The highlight of the Atlanta leg for her was hearing a toddler share that he was walking for his uncle and later seeing him again sitting on his father’s shoulders. “This was a great example of passing honor for those that serve from generation to generation – what a great act to experience,” Miles said.
The Midwest route Carry the Load bus marked the Kansas City, MO leg of the national relay on May 20, 2019 and Samsung team member Scott Malone, national sales director for Samsung Electronics America preps for the walk.
“Personally I was walking in support of my fiancé Brandon Roberts and all the men and women who risk their lives to protect and ensure our freedom and safety. I feel very strongly for the organization and the criticality of the healing services that it provides for our veterans and first responders,” said Rachel Hager, Kansas City team lead. Pictured from left to right: Brandon Roberts, Kansas City Fire Department firefighter; Christine Adams, executive assistant at Samsung Electronics America and Army Sergeant; Rachel Hager, new business development product manager at Samsung Electronics America; Sheng Qiang, engineer at Samsung Electronics America.
Hager said her leg of the race was an “incredible experience,” providing an opportunity to learn about others’ stories about why they were walking and for whom, adding that she looks forward to participating in the event next year and recruiting others for the cause.
And on May 20, 2019 the Samsung Electronics America Carry the Load team, along with other participants rounded out the national relay in Houston, TX before it concludes in Dallas on Memorial Day. Samsung team members in center of photo from left to right: Samuel Shelton (4th from left), field sales manager; Joshua Henry, assistant manager store experience; Michael Rentas, district manager; Cerissa DeLaRosa, store experience lead; Harry Rodriguez (3rd from right), field sales manager.

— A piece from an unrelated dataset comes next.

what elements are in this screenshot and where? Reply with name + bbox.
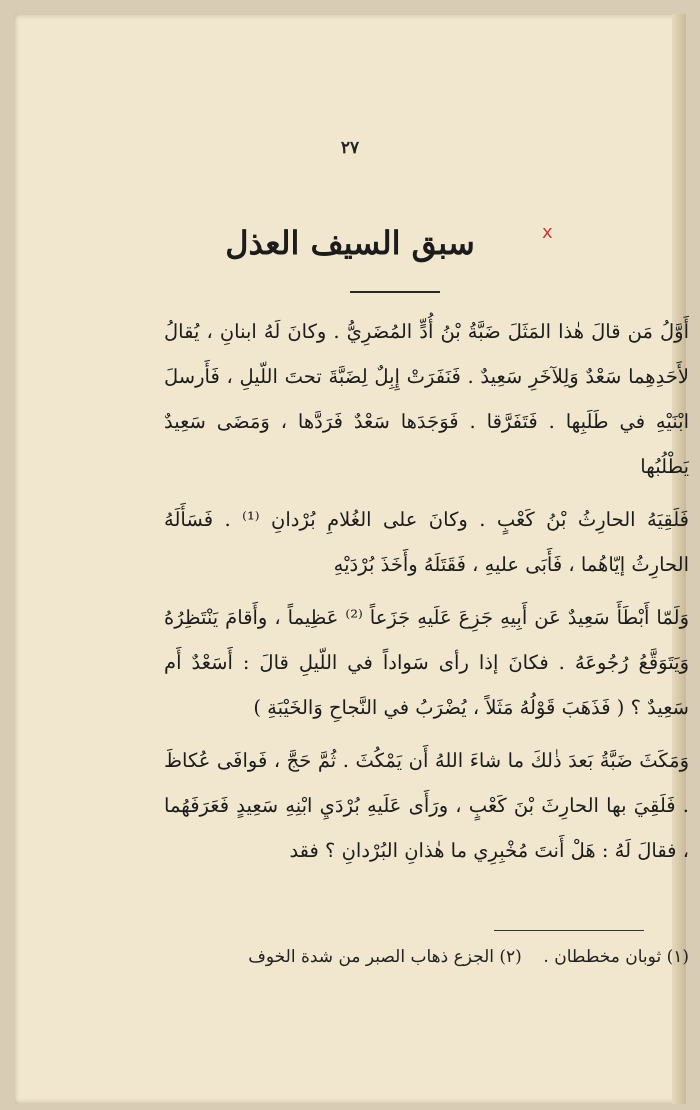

Houston team lead Michael Rentas said the walk gave the team an opportunity to not only connect with one another but also share stories of the heroes in their lives. Rentas said he walked to honor five of his fallen military “brothers” he served with in Iraq and Afghanistan. “I honor and celebrate the sacrifices made by these heroes in meaningful ways, such as this walk and other activities locally.”
On Memorial Day weekend, each national relay route culminated in the Dallas Memorial March, a 2-day event honoring service members and their families for the sacrifices they make.
Above, employees of Harman International, a Samsung company, participate in the Dallas Memorial March. Below, the team takes a moment to show their Memorial Day and workplace pride.
The Samsung Electronics America Veterans Community is an employee-led resource group whose mission is to foster internal networking and employee engagement, give back to community-based veterans’ support organizations and provide mentorship to newly hired veterans.